Les sanctions opérationnelles à connaître pour les responsables RH émanent du CCSS, sur la base des articles 442 à 452 CSS (obligations des employeurs) :

Manquement Conséquence Base légale
Déclaration d'entrée/sortie hors délai (8 jours) Amende d'ordre Art. 425 + Art. 445 CSS
Cotisations non payées à l'échéance (10 jours) Intérêts moratoires : 0,6 %/mois à compter du 1er jour du mois suivant Art. 428 CSS
4 extraits de compte impayés Recouvrement forcé par contrainte (huissier) Art. 428 CSS
Non-communication de documents au CCSS Frais de contrôle imposables à l'employeur fautif Art. 443 CSS
Non-paiement prolongé Saisie-arrêt, assignation en faillite Art. 429 CSS

Procédure de recours : toute décision du CCSS peut être contestée devant le Conseil arbitral des assurances sociales dans un délai de 40 jours suivant la notification (Art. 454 CSS).

Pratiques et recommandations

Pour éviter les sanctions du CCSS, la première priorité est le respect des délais : la déclaration d'entrée d'un salarié au CCSS doit intervenir dans les 8 jours de l'embauche (Art. 425 CSS), et les cotisations doivent être réglées dans les 10 jours suivant l'émission de l'extrait de compte mensuel, même en cas de contestation de l'assiette (Art. 428 CSS).
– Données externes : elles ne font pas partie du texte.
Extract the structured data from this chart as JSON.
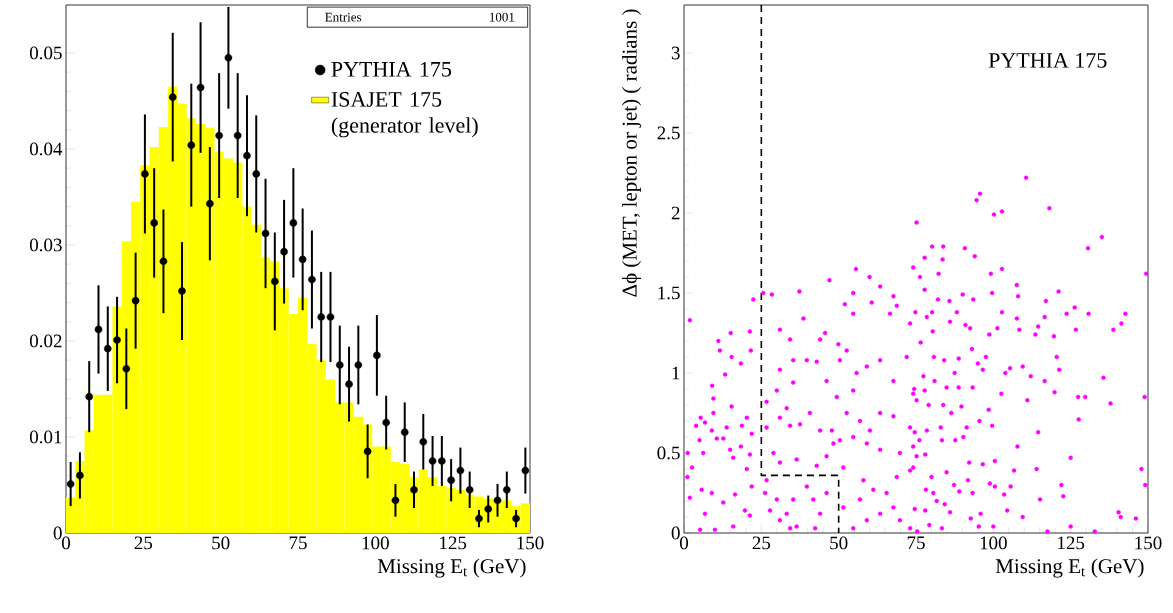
{
  "chart_data": [
    {
      "type": "histogram",
      "xlabel": "Missing E$_{t}$  (GeV)",
      "xlim": [
        0,
        150
      ],
      "xticks": [
        0,
        25,
        50,
        75,
        100,
        125,
        150
      ],
      "ylim": [
        0,
        0.055
      ],
      "yticks": [
        0,
        0.01,
        0.02,
        0.03,
        0.04,
        0.05
      ],
      "legend": "top right",
      "annotations": [
        "Entries",
        "1001"
      ],
      "series": [
        {
          "name": "PYTHIA 175",
          "type": "scatter",
          "color": "#000000",
          "x": [
            1.5,
            4.5,
            7.5,
            10.5,
            13.5,
            16.5,
            19.5,
            22.5,
            25.5,
            28.5,
            31.5,
            34.5,
            37.5,
            40.5,
            43.5,
            46.5,
            49.5,
            52.5,
            55.5,
            58.5,
            61.5,
            64.5,
            67.5,
            70.5,
            73.5,
            76.5,
            79.5,
            82.5,
            85.5,
            88.5,
            91.5,
            94.5,
            97.5,
            100.5,
            103.5,
            106.5,
            109.5,
            112.5,
            115.5,
            118.5,
            121.5,
            124.5,
            127.5,
            130.5,
            133.5,
            136.5,
            139.5,
            142.5,
            145.5,
            148.5
          ],
          "values": [
            0.0051,
            0.006,
            0.0142,
            0.0212,
            0.0192,
            0.0201,
            0.0171,
            0.0242,
            0.0374,
            0.0323,
            0.0283,
            0.0454,
            0.0252,
            0.0404,
            0.0464,
            0.0343,
            0.0414,
            0.0495,
            0.0414,
            0.0393,
            0.0374,
            0.0312,
            0.0262,
            0.0293,
            0.0323,
            0.0285,
            0.0264,
            0.0225,
            0.0225,
            0.0175,
            0.0155,
            0.0175,
            0.0085,
            0.0185,
            0.0115,
            0.0034,
            0.0105,
            0.0045,
            0.0095,
            0.0075,
            0.0075,
            0.0055,
            0.0065,
            0.0045,
            0.0015,
            0.0025,
            0.0034,
            0.0045,
            0.0015,
            0.0065
          ],
          "errors": [
            0.0023,
            0.0024,
            0.0037,
            0.0046,
            0.0044,
            0.0045,
            0.0042,
            0.005,
            0.0062,
            0.0057,
            0.0054,
            0.0067,
            0.0051,
            0.0064,
            0.0068,
            0.0059,
            0.0065,
            0.0053,
            0.0065,
            0.0063,
            0.0061,
            0.0057,
            0.0051,
            0.0054,
            0.0057,
            0.0053,
            0.0051,
            0.0047,
            0.0047,
            0.0041,
            0.0039,
            0.0041,
            0.0028,
            0.0042,
            0.0028,
            0.0017,
            0.0031,
            0.0019,
            0.0029,
            0.0026,
            0.0026,
            0.0022,
            0.0024,
            0.0019,
            0.0009,
            0.0014,
            0.0017,
            0.0019,
            0.0009,
            0.0024
          ]
        },
        {
          "name": "ISAJET 175 (generator level)",
          "type": "histogram",
          "color": "#ffff00",
          "bins": [
            0,
            3,
            6,
            9,
            12,
            15,
            18,
            21,
            24,
            27,
            30,
            33,
            36,
            39,
            42,
            45,
            48,
            51,
            54,
            57,
            60,
            63,
            66,
            69,
            72,
            75,
            78,
            81,
            84,
            87,
            90,
            93,
            96,
            99,
            102,
            105,
            108,
            111,
            114,
            117,
            120,
            123,
            126,
            129,
            132,
            135,
            138,
            141,
            144,
            147,
            150
          ],
          "values": [
            0.0037,
            0.0075,
            0.0107,
            0.0144,
            0.0144,
            0.0236,
            0.0304,
            0.0345,
            0.0383,
            0.0402,
            0.0423,
            0.0465,
            0.0447,
            0.0432,
            0.0426,
            0.0422,
            0.0397,
            0.039,
            0.0386,
            0.034,
            0.0321,
            0.0287,
            0.0283,
            0.0255,
            0.0228,
            0.0245,
            0.0197,
            0.018,
            0.016,
            0.0136,
            0.0136,
            0.0121,
            0.0113,
            0.009,
            0.009,
            0.0074,
            0.0072,
            0.0058,
            0.0066,
            0.0058,
            0.0049,
            0.0047,
            0.0045,
            0.004,
            0.0038,
            0.0036,
            0.0034,
            0.0034,
            0.0028,
            0.0031
          ]
        }
      ]
    },
    {
      "type": "scatter",
      "xlabel": "Missing E$_{t}$  (GeV)",
      "ylabel": "Δϕ (MET, lepton or jet) ( radians )",
      "xlim": [
        0,
        150
      ],
      "xticks": [
        0,
        25,
        50,
        75,
        100,
        125,
        150
      ],
      "ylim": [
        0,
        3.3
      ],
      "yticks": [
        0,
        0.5,
        1,
        1.5,
        2,
        2.5,
        3
      ],
      "annotations": [
        "PYTHIA 175"
      ],
      "series": [
        {
          "type": "scatter",
          "color": "#ff00ff",
          "x": [
            1.9,
            15.1,
            11.1,
            11.6,
            13.3,
            15.4,
            18.4,
            21.6,
            9.1,
            9.5,
            3.9,
            5.4,
            6.8,
            9.5,
            15.4,
            13.8,
            18.7,
            20.3,
            1.2,
            5.0,
            2.6,
            6.2,
            9.0,
            10.6,
            12.7,
            14.9,
            15.9,
            18.4,
            21.3,
            21.9,
            20.3,
            1.1,
            5.7,
            9.0,
            6.8,
            5.2,
            10.0,
            12.7,
            16.5,
            19.7,
            21.3,
            21.9,
            15.9,
            1.9,
            26.2,
            27.8,
            30.0,
            31.0,
            33.2,
            35.3,
            36.4,
            39.7,
            41.8,
            44.0,
            46.1,
            42.4,
            34.3,
            26.7,
            31.0,
            28.9,
            36.4,
            42.9,
            46.1,
            26.7,
            31.0,
            34.3,
            37.5,
            40.7,
            44.0,
            47.8,
            48.3,
            33.2,
            35.3,
            30.0,
            26.7,
            31.0,
            35.3,
            39.7,
            42.9,
            46.1,
            49.4,
            31.0,
            34.3,
            38.6,
            44.0,
            45.6,
            25.6,
            22.4,
            21.3,
            37.3,
            28.4,
            49.9,
            52.6,
            50.4,
            55.8,
            54.7,
            59.1,
            63.4,
            67.7,
            72.0,
            74.1,
            54.7,
            52.0,
            60.7,
            66.6,
            68.8,
            73.1,
            54.7,
            63.4,
            67.7,
            52.6,
            56.9,
            60.1,
            63.4,
            67.7,
            73.1,
            50.4,
            54.7,
            59.1,
            63.4,
            69.8,
            74.1,
            51.5,
            58.0,
            61.2,
            65.5,
            68.8,
            74.1,
            51.5,
            56.9,
            59.1,
            63.4,
            67.7,
            73.1,
            69.8,
            54.7,
            55.6,
            47.0,
            60.0,
            110.6,
            95.7,
            94.6,
            100.2,
            102.8,
            118.1,
            75.2,
            135.1,
            130.6,
            80.2,
            83.8,
            90.8,
            94.0,
            74.1,
            77.8,
            83.6,
            102.8,
            149.4,
            76.3,
            82.3,
            99.2,
            77.8,
            107.6,
            121.1,
            90.1,
            93.5,
            99.6,
            108.0,
            117.0,
            82.1,
            85.8,
            126.3,
            142.7,
            130.8,
            123.7,
            74.8,
            80.2,
            88.2,
            102.8,
            78.5,
            86.0,
            91.0,
            92.5,
            101.3,
            107.6,
            116.6,
            114.5,
            108.4,
            113.6,
            119.6,
            126.7,
            138.8,
            141.4,
            80.4,
            76.5,
            98.7,
            93.1,
            80.8,
            84.1,
            88.8,
            95.0,
            97.6,
            96.6,
            105.4,
            109.5,
            120.5,
            121.3,
            112.1,
            103.9,
            116.6,
            135.6,
            77.4,
            81.0,
            87.5,
            74.4,
            77.8,
            84.9,
            88.8,
            93.3,
            102.6,
            111.0,
            119.8,
            127.4,
            129.7,
            137.9,
            148.9,
            127.6,
            75.2,
            79.1,
            83.8,
            86.4,
            89.7,
            98.5,
            99.6,
            95.5,
            91.4,
            83.0,
            78.5,
            74.6,
            83.4,
            87.7,
            90.3,
            76.1,
            107.8,
            114.5,
            125.0,
            147.9,
            149.1,
            75.2,
            78.0,
            73.1,
            80.0,
            84.9,
            92.2,
            96.6,
            100.5,
            106.7,
            114.0,
            122.0,
            122.6,
            115.1,
            105.6,
            103.5,
            100.5,
            98.9,
            93.3,
            91.8,
            89.0,
            87.3,
            80.6,
            78.2,
            81.7,
            84.3,
            74.6,
            78.0,
            86.0,
            92.7,
            95.9,
            104.5,
            109.5,
            140.5,
            141.2,
            146.1,
            125.0,
            95.3,
            79.3,
            83.4,
            132.8,
            117.5,
            75.4,
            100.0
          ],
          "values": [
            1.33,
            1.25,
            1.2,
            1.14,
            0.99,
            1.1,
            1.06,
            1.14,
            0.92,
            0.84,
            0.67,
            0.72,
            0.69,
            0.75,
            0.79,
            0.66,
            0.67,
            0.72,
            0.5,
            0.58,
            0.41,
            0.5,
            0.64,
            0.59,
            0.59,
            0.52,
            0.47,
            0.54,
            0.49,
            0.62,
            0.4,
            0.35,
            0.27,
            0.25,
            0.12,
            0.02,
            0.02,
            0.19,
            0.24,
            0.14,
            0.11,
            0.29,
            0.04,
            0.22,
            0.25,
            0.14,
            0.21,
            0.08,
            0.12,
            0.21,
            0.04,
            0.29,
            0.21,
            0.12,
            0.25,
            0.03,
            0.03,
            0.33,
            0.44,
            0.5,
            0.46,
            0.42,
            0.48,
            0.66,
            0.72,
            0.67,
            0.68,
            0.75,
            0.64,
            0.64,
            0.56,
            0.78,
            0.94,
            0.89,
            0.82,
            1.02,
            1.08,
            1.08,
            1.07,
            0.95,
            0.85,
            1.27,
            1.21,
            1.34,
            1.21,
            1.25,
            1.5,
            1.46,
            1.26,
            1.51,
            1.49,
            1.18,
            1.14,
            1.08,
            1.0,
            0.89,
            1.04,
            1.08,
            0.95,
            1.1,
            0.87,
            1.37,
            1.43,
            1.44,
            1.37,
            1.42,
            1.31,
            1.5,
            1.54,
            1.48,
            0.75,
            0.7,
            0.64,
            0.75,
            0.73,
            0.66,
            0.58,
            0.6,
            0.56,
            0.52,
            0.5,
            0.54,
            0.41,
            0.33,
            0.27,
            0.25,
            0.35,
            0.41,
            0.16,
            0.21,
            0.08,
            0.12,
            0.16,
            0.03,
            0.08,
            0.03,
            1.65,
            1.58,
            1.6,
            2.22,
            2.12,
            2.08,
            1.99,
            2.01,
            2.03,
            1.94,
            1.85,
            1.78,
            1.79,
            1.79,
            1.78,
            1.73,
            1.66,
            1.72,
            1.71,
            1.65,
            1.62,
            1.6,
            1.62,
            1.62,
            1.52,
            1.55,
            1.51,
            1.49,
            1.46,
            1.5,
            1.48,
            1.45,
            1.46,
            1.45,
            1.41,
            1.37,
            1.37,
            1.37,
            1.38,
            1.38,
            1.38,
            1.38,
            1.35,
            1.32,
            1.3,
            1.28,
            1.28,
            1.34,
            1.35,
            1.29,
            1.27,
            1.24,
            1.23,
            1.27,
            1.27,
            1.31,
            1.26,
            1.19,
            1.24,
            1.15,
            1.1,
            1.08,
            1.09,
            1.06,
            1.1,
            1.02,
            1.03,
            1.04,
            1.1,
            1.02,
            0.98,
            1.0,
            0.95,
            0.97,
            0.98,
            0.95,
            1.0,
            0.9,
            0.89,
            0.91,
            0.91,
            0.91,
            0.87,
            0.83,
            0.88,
            0.85,
            0.85,
            0.81,
            0.85,
            0.71,
            0.83,
            0.8,
            0.8,
            0.75,
            0.79,
            0.77,
            0.67,
            0.7,
            0.66,
            0.66,
            0.64,
            0.63,
            0.58,
            0.58,
            0.6,
            0.58,
            0.54,
            0.63,
            0.47,
            0.4,
            0.3,
            0.48,
            0.49,
            0.39,
            0.35,
            0.38,
            0.44,
            0.43,
            0.45,
            0.39,
            0.4,
            0.3,
            0.23,
            0.21,
            0.29,
            0.24,
            0.29,
            0.31,
            0.25,
            0.33,
            0.26,
            0.3,
            0.25,
            0.27,
            0.2,
            0.18,
            0.15,
            0.14,
            0.13,
            0.09,
            0.12,
            0.14,
            0.1,
            0.13,
            0.1,
            0.09,
            0.04,
            0.04,
            0.05,
            0.03,
            0.01,
            0.01,
            0.01,
            0.04
          ]
        },
        {
          "type": "line",
          "color": "#000000",
          "line_style": "dashed",
          "x": [
            25,
            25,
            50,
            50
          ],
          "values": [
            3.3,
            0.36,
            0.36,
            0
          ]
        }
      ]
    }
  ]
}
Il est recommandé de désigner en interne un responsable des obligations sociales chargé du suivi mensuel des extraits de compte CCSS, de la vérification des affiliations et de la conformité des déclarations de salaires. L'utilisation du portail SECUline permet un accès en temps réel aux données d'affiliation et aux extraits de compte.
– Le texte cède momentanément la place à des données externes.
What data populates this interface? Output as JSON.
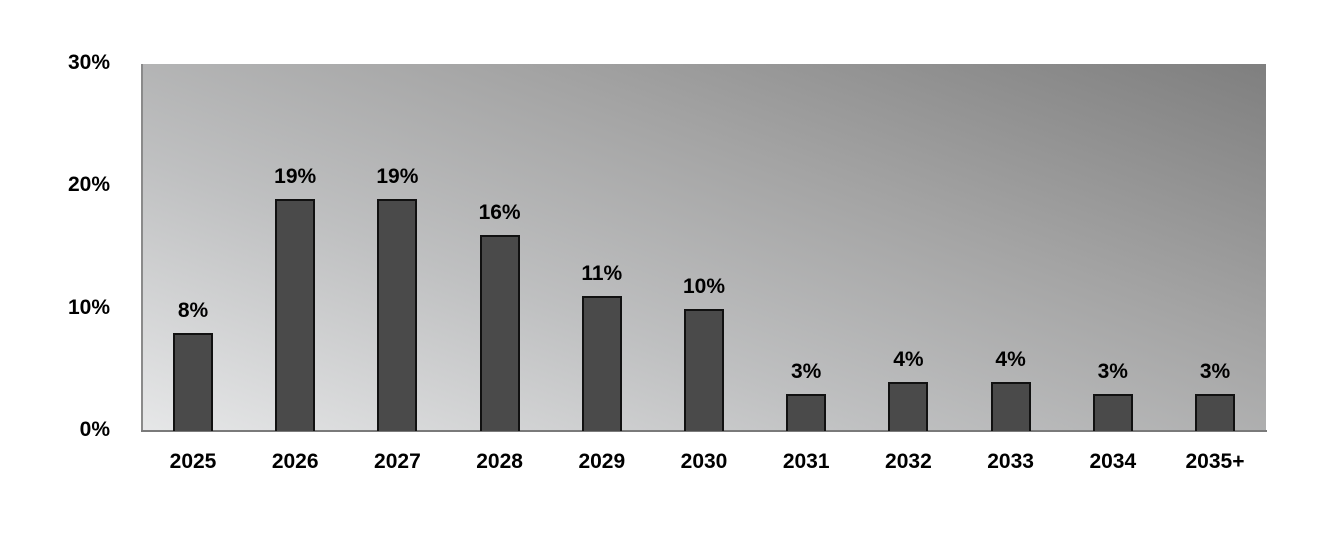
{
  "chart_data": {
    "type": "bar",
    "title": "",
    "xlabel": "",
    "ylabel": "",
    "ylim": [
      0,
      30
    ],
    "y_ticks": [
      "0%",
      "10%",
      "20%",
      "30%"
    ],
    "grid": false,
    "legend": null,
    "categories": [
      "2025",
      "2026",
      "2027",
      "2028",
      "2029",
      "2030",
      "2031",
      "2032",
      "2033",
      "2034",
      "2035+"
    ],
    "values": [
      8,
      19,
      19,
      16,
      11,
      10,
      3,
      4,
      4,
      3,
      3
    ],
    "value_labels": [
      "8%",
      "19%",
      "19%",
      "16%",
      "11%",
      "10%",
      "3%",
      "4%",
      "4%",
      "3%",
      "3%"
    ],
    "colors": {
      "bar": "#4a4a4a",
      "bar_border": "#111111",
      "background_light": "#e6e7e8",
      "background_dark": "#7f7f7f"
    }
  }
}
En cas de contrôle de l'IGSS sur une institution de sécurité sociale, les employeurs ne sont pas directement destinataires des décisions — le contrôle de l'IGSS porte sur les organismes (CCSS, CNS, etc.), non sur les entreprises. En revanche, un contrôle du CCSS ou de l'ITM dans l'entreprise déclenche des obligations de coopération immédiate (Art. 442 CSS : accès aux locaux, documents, registres).

La surveillance du travail dissimulé relève exclusivement de l'ITM et des juridictions compétentes, sur la base du Code du travail. Les montants des sanctions pour travail dissimulé sont fixés par la loi et indexés — il convient de se référer aux dispositions en vigueur du Code du travail ou de l'ITM pour les barèmes actuels.

Cadre juridique

Référence Objet
Art. 422 CSS Institution de l'IGSS — autorité administrative sous tutelle ministérielle
Art. 423 CSS Missions légales de l'IGSS (supervision, législation, coordination, analyses)
Art. 424 CSS Pouvoirs de suggestion de l'IGSS au Gouvernement
Art. 413–417 CSS Organisation et missions du CCSS
Art. 425 CSS Déclarations d'entrée/sortie : délai de 8 jours
Art. 428 CSS Paiement sous 10 jours ; intérêts moratoires à 0,6 %/mois
Art. 442–452 CSS Obligations des employeurs et assurés ; pouvoirs de contrôle
Art. 454 CSS Recours devant le Conseil arbitral — délai de 40 jours

Note

L'IGSS ne prononce aucune sanction financière directe contre les employeurs : ses articles fondateurs (422–424 CSS) lui confèrent exclusivement des missions de supervision institutionnelle et d'analyse. Tout montant de sanction cité sans référence à un article précis du CSS ou du Code du travail doit être considéré comme non vérifiable et ne doit pas être communiqué à titre officiel.